The unwinding has erased an enormous sum. From its high, the stock has fallen more than 38%, wiping over $800 billion off the company's value. SpaceX was worth about $1.75 trillion on Wednesday afternoon, down from the $2.6 trillion peak reached weeks earlier.

Musk's fortune has moved with it. Forbes estimated his net worth at about $856.8 billion on Wednesday, down sharply from a high of $1.45 trillion shortly after the debut. He remains the richest person in the world by a wide margin, and he controls the company through a stake variously reported at 38% to 42% and a dominant share of the voting rights, so the selloff costs him money but not control.

Part of the volatility is structural. Only about 4% of SpaceX's shares trade on the Nasdaq, an unusually small float that, combined with relentless attention on the company, has produced wild swings. Thinly traded stocks move further on each buy and sell order, and analysts say early investors cashing out to lock in gains have added downward pressure.

The rest reflects a change in mood. Markets have cooled on the artificial intelligence trade that lifted SpaceX and its peers, with investors moving from what one analyst called pricing in promise toward closer scrutiny of the companies actually linked to AI. SpaceX has staked much of its valuation on that theme.
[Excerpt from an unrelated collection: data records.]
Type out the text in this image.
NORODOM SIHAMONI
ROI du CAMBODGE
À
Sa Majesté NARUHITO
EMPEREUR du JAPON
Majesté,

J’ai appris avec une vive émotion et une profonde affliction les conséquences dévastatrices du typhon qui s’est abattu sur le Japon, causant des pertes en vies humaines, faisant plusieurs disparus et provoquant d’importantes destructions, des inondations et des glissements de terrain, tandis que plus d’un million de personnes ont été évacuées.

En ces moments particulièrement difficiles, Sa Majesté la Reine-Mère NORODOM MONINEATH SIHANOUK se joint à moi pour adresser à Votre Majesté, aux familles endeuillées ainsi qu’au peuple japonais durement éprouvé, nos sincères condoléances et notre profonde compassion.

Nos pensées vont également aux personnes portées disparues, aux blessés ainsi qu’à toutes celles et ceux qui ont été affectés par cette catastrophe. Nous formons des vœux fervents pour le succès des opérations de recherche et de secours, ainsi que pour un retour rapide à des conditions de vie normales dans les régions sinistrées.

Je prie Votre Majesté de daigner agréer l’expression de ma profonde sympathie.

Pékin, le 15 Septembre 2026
It acquired Musk's AI startup xAI in an all-stock deal in February, spent $7.7 billion on AI-related capital expenditure in the first quarter, roughly three-quarters of its total, and has told regulators it could deploy space-based data centers as early as 2028.
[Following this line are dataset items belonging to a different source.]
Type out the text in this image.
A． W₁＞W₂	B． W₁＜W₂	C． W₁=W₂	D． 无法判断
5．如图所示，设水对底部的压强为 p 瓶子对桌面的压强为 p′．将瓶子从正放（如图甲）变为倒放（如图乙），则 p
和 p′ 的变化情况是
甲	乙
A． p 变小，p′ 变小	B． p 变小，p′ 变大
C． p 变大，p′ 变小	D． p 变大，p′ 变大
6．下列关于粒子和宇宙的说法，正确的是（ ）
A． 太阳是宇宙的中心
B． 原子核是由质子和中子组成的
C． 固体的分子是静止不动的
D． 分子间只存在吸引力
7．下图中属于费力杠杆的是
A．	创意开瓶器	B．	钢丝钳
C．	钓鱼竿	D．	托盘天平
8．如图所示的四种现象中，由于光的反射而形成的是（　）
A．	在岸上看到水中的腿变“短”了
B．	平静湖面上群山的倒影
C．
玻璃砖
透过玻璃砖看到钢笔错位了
The company's induction into the Nasdaq-100 last week, achieved under a rule change that shortened the eligibility window for newly public companies to 15 trading days, brought passive index funds into the stock but did not halt the slide. The shares fell below their first-day trading level within a day of joining the index.

Wall Street analysts remain broadly bullish despite the drop. The consensus price target sits around $247, well above the current level, with roughly 80% of analysts rating the stock a buy or overweight. Supporters argue the valuation reflects years of large investments still to come, and that the company's ambitions in launch, satellite internet and AI justify patience. Skeptics counter that the price ran far ahead of the fundamentals.

Beneath the market drama, SpaceX's core business continues to generate the revenue that underpins the valuation. Starlink, its satellite internet service, is the largest contributor, and it has expanded across much of the world, including more than two dozen African markets. The service remains unavailable in South Africa, the country of Musk's birth, where it has not met a requirement that licensees be at least 30% owned by historically disadvantaged groups, a standoff Musk has publicly criticized.

The selloff comes at a sensitive moment. SpaceX is due to launch the 13th test flight of its Starship rocket on Thursday, carrying Starlink satellites that will attempt to connect with ground stations in South Africa. The share price has become a real-time referendum on the ambitions Musk has attached to the company, and a prolonged downturn could ripple outward, weighing on the bonds SpaceX sold after the IPO and setting a cautious tone for the listings of other AI-linked giants, including Anthropic and OpenAI, both of which have filed confidentially to go public.

Whether Wednesday's dip hardens into a sustained decline or proves another swing in a volatile first month will shape how those offerings are received. What has already changed is the story investors tell about SpaceX. A month ago it was the hottest debut in market history. It is now a stock trading below the price at which it sold.